People think they're doing the "noble" thing by coming into work with a cold or flu. Because it's just a cold, right? Not to the severely immuno-compromised, like you and I. That cold can turn into pneumonia in 3 days. I wish people would just stay home and rest. Not only for their sake, but for mine, too. It's becoming a huge issue in North America, too. I remember a couple years ago, a letter was sent out at my work (when I had a "real" job) about staying home when you have flu-like symptoms, and not trying to be a hero and come in while sick. It's pretty selfish, although they might not see it that way.
My mini-vent: Ok, it's not so mini to me, but really doesn't warrant it's own thread, especially since it's not really IBD related. Last year, at this exact time, I was dealing with a real, movie-type stalker. The kind you read about in books. This guy even got a tattoo for me, 3 weeks after meeting me. He had fallen maaaadly in love with me, though the feelings were never mutual.
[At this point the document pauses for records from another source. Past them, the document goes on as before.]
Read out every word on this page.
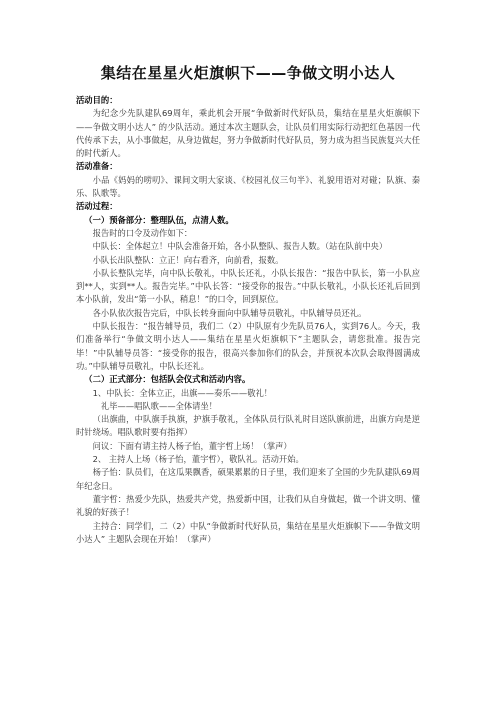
集结在星星火炬旗帜下——争做文明小达人

活动目的：

为纪念少先队建队69周年，乘此机会开展“争做新时代好队员，集结在星星火炬旗帜下——争做文明小达人” 的少队活动。通过本次主题队会，让队员们用实际行动把红色基因一代代传承下去，从小事做起，从身边做起，努力争做新时代好队员，努力成为担当民族复兴大任的时代新人。

活动准备：

小品《妈妈的唠叨》、课间文明大家谈、《校园礼仪三句半》、礼貌用语对对碰；队旗、秦乐、队歌等。

活动过程：

（一）预备部分：整理队伍，点清人数。

报告时的口令及动作如下：

中队长：全体起立！中队会准备开始，各小队整队、报告人数。（站在队前中央）

小队长出队整队：立正！向右看齐，向前看，报数。

小队长整队完毕，向中队长敬礼，中队长还礼，小队长报告：“报告中队长，第一小队应到**人，实到**人。报告完毕。”中队长答：“接受你的报告。”中队长敬礼，小队长还礼后回到本小队前，发出“第一小队，稍息！”的口令，回到原位。

各小队依次报告完后，中队长转身面向中队辅导员敬礼，中队辅导员还礼。

中队长报告：“报告辅导员，我们二（2）中队原有少先队员76人，实到76人。今天，我们准备举行“争做文明小达人——集结在星星火炬旗帜下”主题队会，请您批准。报告完毕！”中队辅导员答：“接受你的报告，很高兴参加你们的队会，并预祝本次队会取得圆满成功。”中队辅导员敬礼，中队长还礼。

（二）正式部分：包括队会仪式和活动内容。

1、中队长：全体立正，出旗——奏乐——敬礼！

礼毕——唱队歌——全体请坐！

（出旗曲，中队旗手执旗，护旗手敬礼，全体队员行队礼时目送队旗前进，出旗方向是逆时针绕场。唱队歌时要有指挥）

问议：下面有请主持人杨子怡，董宇哲上场！（掌声）

2、 主持人上场（杨子怡，董宇哲），敬队礼。活动开始。

杨子怡：队员们，在这瓜果飘香，硕果累累的日子里，我们迎来了全国的少先队建队69周年纪念日。

董宇哲：热爱少先队，热爱共产党，热爱新中国，让我们从自身做起，做一个讲文明、懂礼貌的好孩子！

主持合：同学们，二（2）中队“争做新时代好队员，集结在星星火炬旗帜下——争做文明小达人” 主题队会现在开始！（掌声）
At first, it was just sad. Then it got pathetic. When he started breaking into my car and sitting in it, crying, all night, it kind of got creepy. Then my boyfriend and I learned from the security guard, that he had been sitting outside our bedroom window and back door for around 8 hours a night. WHAT?! The police were involved, but couldn't do anything due to loopholes in the justice system. This went on for 4-5 months. I was terrified to be in my own home. He often went to my parents house and sat outside their place, too. He threatened to kill my boyfriend on more than one occasion, as well as my best friend and my family and a few ex-boyfriends. he was completely insane. I'm fully convinced that he is a true psychopath and needs to be institutionalized. I am not over-reacting about this. He did horrible things. Tried to kill my cats, followed me EVERYWHERE, spread insane, unbelievable lies about me...
Anyways, the last time I saw him was sometime in february when I caught him standing outside my bedroom window. Since then, he hasn't done anything. We all kind of though he would "return" around this time, since this is when everything got bad last year. Well, he sent me a message on facebook this morning. Then another one. He told me he has been on medication for almost a year now and he would like to apologize for everything he has done, and make it up to me somehow. He said he's been dreaming about me alot and he misses me like crazy. He implied that we should get together, and gave me his cell phone number. He said "I owe you alot!!!"
I've been shaking ever since I read his first message. From fear, anger, anxiety, stress.. I start thinking "was he here last night? what about the night before? Is that why the cats were meowing at the back door? what if he starts again? Does he know I'm sick? Does he know what kind of car i drive now? What if he gets my cell phone number?"
This guy literally ruined 4 months of my life. I was a nervous wreck this time last year, and I wasn't flaring like I am now. I will not be able to deal with this if he starts again. My stomach starting cramping and stabbing as soon as I saw the message from him. As soon as I saw his name. I hate this guy, and he was talking to me like all he did was ruin my favourite shirt. I am so on edge now, and nothing can be done about it. Obviously, I WILL NOT message him back. But what if he doesn't stop? I tried everything last year. Ignoring him for a month. The calls, texts, unwanted visits and threats still came, every single day. Then i involved the police. There's nothing they can do. Then I fought back. I threatened him. I got mad. That seemed to work, or so I though. UUgggghhhhh, I just can't deal with this right now. I swear to god, if he starts coming here again, and making me feel how I did last year, it will be straight to the mental ward for me. Better to be locked up, but safe, in there, than out here, alone most of the day, and unable to fight for myself. He's like, 6'1" and over 200 pounds. I'm 5'8" and approx 130, but extremely weak. I don't stand a chance if he ever broke in and tried god knows what on me. I'm scared.